É somente como resposta do homem livre a Deus que se nos revelou e se nos deu em Jesus Cristo que se pode compreender a moral cristã. Não se trata de algo imposto de fora, mas das conseqüências de um sim livre, responsável e amoroso dado a Deus em Cristo. É importante recordar que todo amor é conseqüente, é exigente! É daqui que brota uma ética da fé: um modo de viver inspirado, fundado e alimentado pela fé em Cristo, que nasce do encontro vivo com ele. Bento XVI quis exprimir isso de modo muito belo na sua Encíclica Deus caritas est. Tal encontro, no entanto, porquanto seja pessoal, dá-se sempre no “nós” da Igreja. É na Comunidade dos crentes que ouve a Palavra, celebra os sacramentos e procura viver no Senhor, que o encontro pessoal com Cristo torna-se sempre objetivo, real e não fruto de uma ilusão ou de um delírio subjetivo. Um Jesus que não seja o Jesus da Igreja e presente na Igreja é um Jesus ilusório, fruto de nossos preconceitos.

Por isso, a moral tal como a Igreja apresenta, não é algo que nos vem de fora para impor, mas, na experiência de fé, torna-se expressão exigente de um amor radical: o de Deus que tanto amou a ponto de entregar o Filho, obediente em amor por nós até a morte de cruz, por um lado; e, por outro lado, o nosso amor, que deve concretizar-se na resposta concreta de dizer “sim” aos apelos do Senhor com um modo de pensar, julgar e agir próprios do Evangelho.

O pensamento do Santo Padre nos ajuda a perceber que a espiritualidade e a moral devem caminhar juntas. Uma moral sem espiritualidade seria um moralismo asfixiante e desumanizador. Se o mundo percebe a moral cristã assim, é exatamente porque falta a experiência viva e pessoal do encontro espiritual com Jesus Cristo! Por outro lado a espiritualidade verdadeira exige a moral: seguir a Cristo compreende não somente a intimidade com ele, mas também a resposta concreta aos seus apelos. Daqui nasce a moral cristã! Assim, o Papa nos quer fazer compreender que o liame que garante a nossa liberdade, por um lado, e a verdade cristã, por outro, é a fé-adesão-amor a Jesus Cristo, que, naturalmente, inclui a espiritualidade e a moral, dando um verdadeiro e global sentido à vida e à realidade.

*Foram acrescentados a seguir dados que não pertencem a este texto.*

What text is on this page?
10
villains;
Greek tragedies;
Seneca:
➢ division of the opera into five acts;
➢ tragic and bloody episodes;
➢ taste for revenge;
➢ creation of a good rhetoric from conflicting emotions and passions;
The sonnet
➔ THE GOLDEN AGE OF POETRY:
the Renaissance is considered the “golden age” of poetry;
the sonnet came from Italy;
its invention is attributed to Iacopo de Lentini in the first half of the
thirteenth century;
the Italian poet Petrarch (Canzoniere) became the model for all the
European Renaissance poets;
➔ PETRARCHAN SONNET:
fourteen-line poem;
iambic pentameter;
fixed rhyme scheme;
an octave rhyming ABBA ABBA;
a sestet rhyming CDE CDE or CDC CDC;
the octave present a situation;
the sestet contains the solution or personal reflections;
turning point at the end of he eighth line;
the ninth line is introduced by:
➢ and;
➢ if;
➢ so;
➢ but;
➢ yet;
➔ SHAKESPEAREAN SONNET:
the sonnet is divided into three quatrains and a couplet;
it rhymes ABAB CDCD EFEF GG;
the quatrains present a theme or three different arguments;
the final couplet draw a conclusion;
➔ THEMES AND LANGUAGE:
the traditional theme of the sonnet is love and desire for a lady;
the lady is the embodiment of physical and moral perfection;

A crise atual é gerada, sem dúvida, pela falta de tal experiência viva de Jesus! A solução? Reevangelizar a nossa cultura e a nossa sociedade. Mas, atenção: sem discursos ideológico, sem projetos pastorais mirabolantes, mas com a força e o entusiasmo simples, nascidos do amor provocado pela experiência de ter encontrado Jesus e por ele se encantado apaixonadamente!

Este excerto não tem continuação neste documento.